What a catholic world
we live in! ‘Catholic’ in the sense
conjured by that PC word ‘inclusive’.
There is room for a very wide variety
of styles of ‘serious’ music. Not so
many years ago the chances of this type
of repertoire being recorded were slim.
Now the world of recorded music is much
more diverse and accommodating.
Katharine Parker’s
is a voice light and even sentimental
from 1920s and 1930s Australia. She
is obdurately indifferent to the second
Viennese school. Her style is loosely
linked with the lighter fare of Arthur
Benjamin, Dulcie Holland, Miriam Hyde
and Frank Hutchens; the repertoire satisfyingly
explored by labels such as Tall Poppies,
ABC and ArtWorks.
Katharine "Kitty" Parker
was a product of rural Tasmania in the
Longford area. She studied in Melbourne
and later with Percy Grainger for whom
she had a life-long admiration. She
was accepted as his pupil in London.
Her presence in the Grainger circle
put her in contact with Goossens, Scott,
Quilter and Balfour Gardiner. Grainger
praised her piano solo Down Longford
Way and encouraged her to orchestrate
the piece. She stumbled over this task
and Grainger then himself made an orchestration
(let’s hear it please). Most of her
music dates from before 1930; a watershed
year for her. It was at this time that
her marriage to Hubert Eisdell, the
English lyric tenor, ended. After many
years in England and touring through
Europe, she returned to Australia in
1947. She continued to take pupils and
corresponded with Grainger. After her
death, her son Michael Eisdell deposited
her compositions at the Grainger Museum
in Melbourne and at the ABC music library
in Sydney. In fact her compositions
in total only amount to about one hour
of music, most of it recorded on this
disc; the equivalent of one slender
volume.
A Water Colour is
a lightly bejewelled sketch in the gentler
pastoral manner of Ireland and Quilter.
Nocturne reflects some of the
Chopin heritage associated with the
form however it is by no means a somnolent
piece. The Four Musical Sketches
are gentle genre pieces: a downy
One Summer Day, a more passionate
Patchwork of Shadows and an undulatingly
rambling Red Admiral (no fast
flight here). Finally comes her signature
piece: Down Longford Way. No
wonder Grainger loved the piece. At
its heart is a melody heavy with sentiment
with an affinity to Grainger’s own Colonial
Song. Arc-en-Ciel has a distinct
Gallic tinge - a grand salon waltz with
storm in its contours and with Ravel
in the wings. Brushing up the leaves
doffs its hat to ragtime and could have
been popular in the 1920s although it
never made it with a publisher.
The Six Songs are
settings of Chinese poetry which at
their best recall Rachmaninov’s romances
and Gurney’s songs - or at least the
serenading ones (e.g. All Night Under
the Moon). These are fragile and
sentimental stems inhabiting a ‘willow
pattern’ world without overdoing the
Chinoiserie. They inhabit much the same
world as the rather soft-focus Chinese
settings by Granville Bantock and John
Alden Carpenter. The Three Japanese
Love-Songs are endearing sentimental
little poems and the fine Little
Dwarf Tree injects some liveliness
into an otherwise winsome - or even
twee - landscape. The waltz song I
don’t care goes with a warm swing
and would still work well in concert
if suitably orchestrated. I rather think
this is the sort of song that Lord Berners
lampooned in his own songs collected
on Symposium.
Ian Munro’s note is
substantial and studded with factual
detail rather than flowery generalisation.

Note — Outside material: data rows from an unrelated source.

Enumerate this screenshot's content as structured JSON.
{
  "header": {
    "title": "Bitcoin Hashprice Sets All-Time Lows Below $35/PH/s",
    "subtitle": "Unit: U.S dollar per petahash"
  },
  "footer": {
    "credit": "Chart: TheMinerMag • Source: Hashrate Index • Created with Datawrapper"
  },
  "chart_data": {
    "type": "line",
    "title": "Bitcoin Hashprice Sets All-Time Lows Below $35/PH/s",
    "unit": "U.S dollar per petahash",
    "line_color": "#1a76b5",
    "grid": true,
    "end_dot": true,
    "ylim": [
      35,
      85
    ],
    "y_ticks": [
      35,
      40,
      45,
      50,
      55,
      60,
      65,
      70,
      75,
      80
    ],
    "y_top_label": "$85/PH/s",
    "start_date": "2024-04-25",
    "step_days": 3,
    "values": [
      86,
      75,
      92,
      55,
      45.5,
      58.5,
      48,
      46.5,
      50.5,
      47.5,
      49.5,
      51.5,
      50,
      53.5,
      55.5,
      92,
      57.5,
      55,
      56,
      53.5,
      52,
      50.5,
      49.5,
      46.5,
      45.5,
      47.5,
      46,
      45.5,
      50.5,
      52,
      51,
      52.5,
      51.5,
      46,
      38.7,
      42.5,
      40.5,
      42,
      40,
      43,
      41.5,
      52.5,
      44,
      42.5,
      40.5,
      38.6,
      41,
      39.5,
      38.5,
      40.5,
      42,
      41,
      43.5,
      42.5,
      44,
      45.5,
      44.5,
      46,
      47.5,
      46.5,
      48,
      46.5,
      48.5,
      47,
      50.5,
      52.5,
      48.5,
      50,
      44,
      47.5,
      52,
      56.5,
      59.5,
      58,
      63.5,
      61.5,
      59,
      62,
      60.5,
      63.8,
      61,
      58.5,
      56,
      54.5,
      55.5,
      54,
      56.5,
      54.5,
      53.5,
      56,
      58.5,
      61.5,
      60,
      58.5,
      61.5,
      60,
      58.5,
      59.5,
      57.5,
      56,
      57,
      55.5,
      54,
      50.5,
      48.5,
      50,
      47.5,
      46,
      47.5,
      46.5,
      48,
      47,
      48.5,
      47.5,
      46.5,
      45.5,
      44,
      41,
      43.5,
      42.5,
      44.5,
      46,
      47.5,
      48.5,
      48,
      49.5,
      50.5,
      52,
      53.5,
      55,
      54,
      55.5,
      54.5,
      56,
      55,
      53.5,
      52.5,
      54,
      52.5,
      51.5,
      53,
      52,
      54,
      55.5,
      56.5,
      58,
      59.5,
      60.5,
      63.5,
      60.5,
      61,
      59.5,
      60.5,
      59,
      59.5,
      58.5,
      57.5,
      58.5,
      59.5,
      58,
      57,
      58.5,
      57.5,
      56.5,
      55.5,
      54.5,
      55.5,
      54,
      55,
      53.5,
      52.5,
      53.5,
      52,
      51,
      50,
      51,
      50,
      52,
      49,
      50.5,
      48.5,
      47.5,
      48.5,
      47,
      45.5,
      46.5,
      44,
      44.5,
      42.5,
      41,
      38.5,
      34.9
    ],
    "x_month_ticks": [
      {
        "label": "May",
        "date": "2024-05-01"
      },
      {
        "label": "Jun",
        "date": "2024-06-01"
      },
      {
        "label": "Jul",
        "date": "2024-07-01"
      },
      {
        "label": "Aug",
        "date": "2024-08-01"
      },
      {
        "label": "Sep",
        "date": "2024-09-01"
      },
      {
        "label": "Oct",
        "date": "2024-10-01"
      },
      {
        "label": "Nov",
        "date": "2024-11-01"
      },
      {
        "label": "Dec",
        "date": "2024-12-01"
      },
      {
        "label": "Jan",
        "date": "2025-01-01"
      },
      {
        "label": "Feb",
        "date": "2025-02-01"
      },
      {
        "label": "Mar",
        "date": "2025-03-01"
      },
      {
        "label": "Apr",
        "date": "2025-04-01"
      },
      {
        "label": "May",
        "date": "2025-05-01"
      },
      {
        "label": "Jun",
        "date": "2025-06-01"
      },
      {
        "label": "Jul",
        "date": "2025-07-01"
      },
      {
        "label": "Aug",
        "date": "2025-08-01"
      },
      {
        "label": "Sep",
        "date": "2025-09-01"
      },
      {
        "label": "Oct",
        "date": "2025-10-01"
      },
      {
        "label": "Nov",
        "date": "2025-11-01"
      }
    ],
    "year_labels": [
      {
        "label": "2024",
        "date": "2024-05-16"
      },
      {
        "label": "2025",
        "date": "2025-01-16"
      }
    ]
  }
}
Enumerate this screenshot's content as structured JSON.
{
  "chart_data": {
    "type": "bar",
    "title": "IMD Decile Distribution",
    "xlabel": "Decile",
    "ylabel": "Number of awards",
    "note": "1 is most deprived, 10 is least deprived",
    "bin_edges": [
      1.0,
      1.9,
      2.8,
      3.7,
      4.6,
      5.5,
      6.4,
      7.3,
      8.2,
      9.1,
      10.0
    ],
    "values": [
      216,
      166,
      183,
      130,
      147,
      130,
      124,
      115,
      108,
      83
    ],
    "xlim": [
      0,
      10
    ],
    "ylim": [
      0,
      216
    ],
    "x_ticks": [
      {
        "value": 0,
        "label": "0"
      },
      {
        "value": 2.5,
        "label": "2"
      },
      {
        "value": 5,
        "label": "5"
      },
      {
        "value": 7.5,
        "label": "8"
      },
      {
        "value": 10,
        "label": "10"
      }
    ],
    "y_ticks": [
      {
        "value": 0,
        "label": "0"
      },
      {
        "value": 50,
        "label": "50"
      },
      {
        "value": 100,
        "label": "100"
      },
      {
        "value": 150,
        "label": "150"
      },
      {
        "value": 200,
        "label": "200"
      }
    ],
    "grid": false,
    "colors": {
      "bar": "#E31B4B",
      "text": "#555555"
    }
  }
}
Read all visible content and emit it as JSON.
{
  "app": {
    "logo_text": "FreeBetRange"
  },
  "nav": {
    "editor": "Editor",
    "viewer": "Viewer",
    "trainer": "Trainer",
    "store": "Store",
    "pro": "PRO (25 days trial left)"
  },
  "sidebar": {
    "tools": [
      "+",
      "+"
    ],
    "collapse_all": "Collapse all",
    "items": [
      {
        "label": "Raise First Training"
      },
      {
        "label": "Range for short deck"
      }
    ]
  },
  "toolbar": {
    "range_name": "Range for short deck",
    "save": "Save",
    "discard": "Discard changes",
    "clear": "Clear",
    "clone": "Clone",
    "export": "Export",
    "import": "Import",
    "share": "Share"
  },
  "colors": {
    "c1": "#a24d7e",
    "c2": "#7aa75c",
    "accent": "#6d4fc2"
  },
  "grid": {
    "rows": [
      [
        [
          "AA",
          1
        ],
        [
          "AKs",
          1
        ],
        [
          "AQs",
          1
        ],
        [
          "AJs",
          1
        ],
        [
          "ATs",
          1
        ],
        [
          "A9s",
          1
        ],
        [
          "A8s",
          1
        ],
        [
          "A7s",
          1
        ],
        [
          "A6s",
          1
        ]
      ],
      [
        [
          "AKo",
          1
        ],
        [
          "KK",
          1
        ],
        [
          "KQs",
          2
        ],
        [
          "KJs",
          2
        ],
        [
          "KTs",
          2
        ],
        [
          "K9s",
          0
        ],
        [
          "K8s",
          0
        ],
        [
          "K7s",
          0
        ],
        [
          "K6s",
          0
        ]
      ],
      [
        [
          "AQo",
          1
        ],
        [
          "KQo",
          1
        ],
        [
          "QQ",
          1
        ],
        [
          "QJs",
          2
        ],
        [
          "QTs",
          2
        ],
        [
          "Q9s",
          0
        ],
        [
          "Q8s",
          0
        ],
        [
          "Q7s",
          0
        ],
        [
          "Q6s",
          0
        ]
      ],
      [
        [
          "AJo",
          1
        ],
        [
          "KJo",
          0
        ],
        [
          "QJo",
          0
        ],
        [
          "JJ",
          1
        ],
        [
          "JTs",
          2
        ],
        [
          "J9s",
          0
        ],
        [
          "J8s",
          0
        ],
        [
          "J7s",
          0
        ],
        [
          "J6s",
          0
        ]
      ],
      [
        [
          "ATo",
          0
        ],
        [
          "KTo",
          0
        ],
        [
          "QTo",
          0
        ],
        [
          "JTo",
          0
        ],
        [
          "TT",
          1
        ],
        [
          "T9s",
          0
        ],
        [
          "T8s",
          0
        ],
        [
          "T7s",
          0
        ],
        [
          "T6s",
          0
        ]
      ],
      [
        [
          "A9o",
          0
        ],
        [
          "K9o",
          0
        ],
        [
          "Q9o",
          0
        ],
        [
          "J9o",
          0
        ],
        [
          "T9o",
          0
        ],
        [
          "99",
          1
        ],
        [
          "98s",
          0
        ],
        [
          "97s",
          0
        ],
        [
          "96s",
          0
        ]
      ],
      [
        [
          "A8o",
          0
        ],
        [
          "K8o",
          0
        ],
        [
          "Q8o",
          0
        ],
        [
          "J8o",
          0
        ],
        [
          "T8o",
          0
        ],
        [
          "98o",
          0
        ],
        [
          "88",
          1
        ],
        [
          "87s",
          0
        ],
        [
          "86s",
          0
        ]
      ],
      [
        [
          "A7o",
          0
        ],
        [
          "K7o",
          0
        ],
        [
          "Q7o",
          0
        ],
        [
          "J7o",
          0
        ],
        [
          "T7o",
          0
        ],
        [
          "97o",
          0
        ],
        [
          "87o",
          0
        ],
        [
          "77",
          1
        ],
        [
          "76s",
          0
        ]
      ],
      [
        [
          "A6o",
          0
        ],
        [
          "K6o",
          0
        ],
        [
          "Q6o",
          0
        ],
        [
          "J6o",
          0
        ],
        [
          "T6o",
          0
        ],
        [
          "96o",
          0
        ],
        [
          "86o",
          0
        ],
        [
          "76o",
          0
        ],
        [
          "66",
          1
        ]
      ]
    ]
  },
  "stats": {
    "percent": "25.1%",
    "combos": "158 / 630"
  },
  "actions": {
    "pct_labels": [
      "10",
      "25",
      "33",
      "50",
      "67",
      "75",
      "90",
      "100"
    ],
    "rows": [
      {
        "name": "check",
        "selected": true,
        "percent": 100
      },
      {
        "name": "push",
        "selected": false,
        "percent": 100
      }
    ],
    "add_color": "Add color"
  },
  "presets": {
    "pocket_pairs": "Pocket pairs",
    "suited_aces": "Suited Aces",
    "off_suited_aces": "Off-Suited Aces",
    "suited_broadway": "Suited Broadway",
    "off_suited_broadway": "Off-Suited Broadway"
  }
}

The note amounts to an extended encyclopaedia
entry. The words for all the songs are
given in the booklet.
Jane Edwards and Ian
Munro treat these fragile blooms with
respect. Neither are at all arch. Ms
Edwards sings the songs with drama (Désirée)
or tender sensitivity finding some iron
in her voice at the more dramatic declamatory
moments. She is nicely balanced in relation
to the piano. Mr Munro handles the piano
solos as if they were by Mayerl or Ireland.